Comment ne pas empêcher ?
Et bien sûr, pour mémoire (sic!):
Mémoires d'immigrés de Yamina Benguigui (1997/1998)
Docu fleuve avec bande originale fameuse.
Je vais sûrement aller voir cette exposition. merci de nous l'avoir signalée. De plus, j'aime beaucoup ce lieu méconnu des parisiens qui a accouché dans la douleur en raison de sa concommittance avec la cration d'un pseudo ministère du débat relatif à l'immigration et à l'identité nationale.
Question provocatrice : quand vous dîtes "exposition, qui rappelle la présence de cette immigration en France", peut-on vraiment parler d'immigration dans la mesure où il s'agissait de ressortissants de l'empire français, même s'ils n'avaient pas la citoyenneté française ? Autrement dit, ne doit-on pas réserver ce terme aux ressortissants des territoires post-coloniaux d'après l'indépendance (vous me direz qu'il y a toujours des immigrés de l'intérieur) ?
Mouloud Ferraoun, Mohamed Harbi et même Germaine Tillon nous ont appris un peu de ce qu'est l'Algérie, plus tous ceux que vous citez. La focalisation actuelle sur les questions religieuses me semble dangereuses. Du coup toutes les religions mettent en avant leurs extrêmismes, l'aspect le plus coercitif et souvent le plus oppressif des femmes. Comme nos curés à soutane, les religieux intégristes de touts les religions monothéistes sont au bout du compte des obsédés sexuels. Si je me souviens de certaines lectures, pendant la guerre d'indépendance Algérienne la question s'était posé de la participation des femmes à la lutte qui enfreignait des préceptes religieux.Il faut sortir de ça sans l'ignorer, dans un Homme debout Mohamed Harbi apportait un éclairage intéressant. La colonisation en niant les pratiques religieuses traditionnelles, leur a donné après une force considérable, elles sont devenues des outils de résistance. Monsieur STORA j'aimerai avoir votre opinion sur ces questions qui ne sont pas les plus faciles.

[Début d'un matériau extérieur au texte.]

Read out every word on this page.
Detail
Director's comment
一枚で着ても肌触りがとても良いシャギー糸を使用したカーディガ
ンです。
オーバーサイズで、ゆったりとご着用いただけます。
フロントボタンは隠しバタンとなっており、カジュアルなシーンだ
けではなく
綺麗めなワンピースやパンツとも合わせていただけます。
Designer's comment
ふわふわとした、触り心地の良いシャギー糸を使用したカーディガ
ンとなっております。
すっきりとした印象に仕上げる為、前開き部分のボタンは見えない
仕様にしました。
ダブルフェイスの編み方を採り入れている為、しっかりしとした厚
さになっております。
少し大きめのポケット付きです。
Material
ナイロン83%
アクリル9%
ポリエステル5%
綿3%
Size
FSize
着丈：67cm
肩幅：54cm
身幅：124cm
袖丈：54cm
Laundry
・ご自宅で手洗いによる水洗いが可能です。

Aujourd'hui quand il m'arrive de défendre des salariés lésés par leur employeur, il arrive que les un (es) et les autres argumentent au nom du Coran, je suis obligée d'en revenir à un texte moins sacré qui est le code du travail, mais qui est nettement plus opérant pour traiter les conflits entre employeurs et salariés.
Et c'est du vécu !J'essaie, sans doute maladroitement d'expliquer que ce n'est pas une affaire de religion, mais de place dans la société, le patron a plus de moyen qu'un ouvrier et que ce n'est pas qu'en France.